1st април 2020

Bulgarian NLP Pipeline in CLaRK System

Team

 

Bulgarian NLP pipeline in CLaRK System (BTB-Pipe)

 

The Bulgarian Natural Language Processing pipeline (BTB-Pipe) comprises the following modules:

  • Tokenizer and sentence splitter
  • Morphosyntactic tagger
  • Lemmatizer
  • Dependency parser

The performance of the pipe is as follows: For POS tagging the accuracy is 96.87 %, the lemmatization is with
95.25 % accuracy, and for dependency parsing LAS is 87.41 % UAS is 90.83 %.

Download Bulgarian NLP pipeline

 

Description

Here we describe briefly the main functionalities of BTB-Pipe. It is implemented by using the following systems: a) CLaRK System – an XML Based System For Corpora Development and Processing, and b) MATE Tools for statistical NLP trained on Bulgarian data. CLaRK System is used for the following part of the tasks: tokenization, sentence boundary detection, lemmatization, post-processing. Mate Tools are used for statistical POS tagging and Dependency parsing. For the POS tagging we use the BulTreeBank Morphosyntactic Tagset, and for the dependency parser we use Dependency Relations constructed for the CoNLL 2006 shared task.

The BTB-Pipe is implemented within Java and thus it does not require any installation. When you download the archive you have to unzip it in an appropriate location on your hard drive. In the root directory of the BTB-Pipe there are two scripts: runClark.bat for Windows and runClark.sh for Linux. With them you start the pipe.

The user interface of BTB-Pipe is the CLaRK System. For working with CLaRK System we advise the users to consult the documentation of the system. There are two modes of pipe usages: one document or several documents. The documents have to contain only text surrounded by the XML element <textdata> (the structure of the document is defined within laska.dtd DTD, compiled inside the system. Here is a screenshot of one opened document within the system:

 

The document could contain lines, but they are represented as one line in this view within CLaRK System. In order to apply the pipe to the text within the document you have to run one of the saved scripts within the CLaRK System. They are called multiqueries . In order to apply them, you have to select MultyQuery Tool item in Tools menu ( Tools → MultyQuery Tool ). Thе MultiQuery tool is designed to call lists of other tools, which are executed one by one in the order of their appearance. The result from each single tool application is an input for the next single tool application.

When selecting MultyQuery Tool a dialog window appears. In order to select the pipeline one must choose the Select button. Then you could select one of the two multi queries runAllMateMorph (for tokenization, lemmatization and morphosyntactic tagging) or runAllAndDependency (for all previous steps plus dependency parsing). Once selected, the pipeline is ready to run by pressing the Start command from the MultyQuery Tool dialog window and will prompt for confirmation with three options Yes | Yes to All | Cancel. Please, click on Yes to All option in order to run all the subprocedures. After the processing has been completed you can see the result. Here are some screenshots:

          Screenshot for runAllMateMorph

 

The result consists of the following elements: <s> for sentences and <tok&gt for tokens. Each tok element has the following attributes:

  • aa – this attribute contains all possible morphosyntactic tags from the inflectional lexicon
  • ana – this attribute contains the correct tag within the current context
  • len – this attribute contains the length of the token
  • lm – this attribute contains the lemma for the token
  • n – this attribute represents the number of the token in the text
  • offset – this attribute contains the number of symbols between the current token and the previous token. Usually the values are: 0 if there are no symbols between them (punctuation mark with respect to the previous word) or 1 if there is one interval between two words.

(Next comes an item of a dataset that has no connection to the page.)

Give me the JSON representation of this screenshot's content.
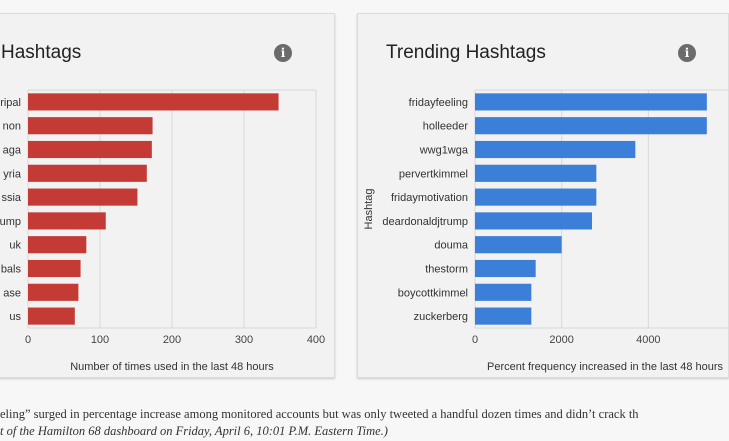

Depending on the text there could be greater values.
  • pos – this attribute is a short representation of the morphosyntactic tag

 

Screenshot for runAllAndDependency

 

The result is similar to the previous, but contains the following additional attributes:

  • drel – this attribute contains the dependency relation from the token to the head token
  • head – this attribute contains the number of the head token
  • olia – this attribute contains the classification of the token with respect to Olia ontology
  • pentag – this attribute contains the most appropriate POS tag from Penn Treebank tagset.

The first two attributes define the dependency tree. The second two ones represent connections to
some popular classifications.

When the pipeline is applied to several documents, the user needs to import the documents in the system via Multi-Import item from File menu. Then again the MultyQuery Tool is selected. Again with the Select button one of the two multiqueries is selected to be applied. After this the documents to be processed are added. By clicking on the Start button the pipe is applied to all documents. The results are stored internally as new documents. There is an option in the system for the results to overwrite the original documents. Here is a screenshot.

 

There is also a version of the BTB-Pipe which can be run as a server application.

Future work

By using the same language resources – the BTB treebank and the inflectional lexicon, we are in a process of implementation of a new and imroved version which soon will be available within CLaDA-BG National Infrastructure (part of CLARIN infrastructure).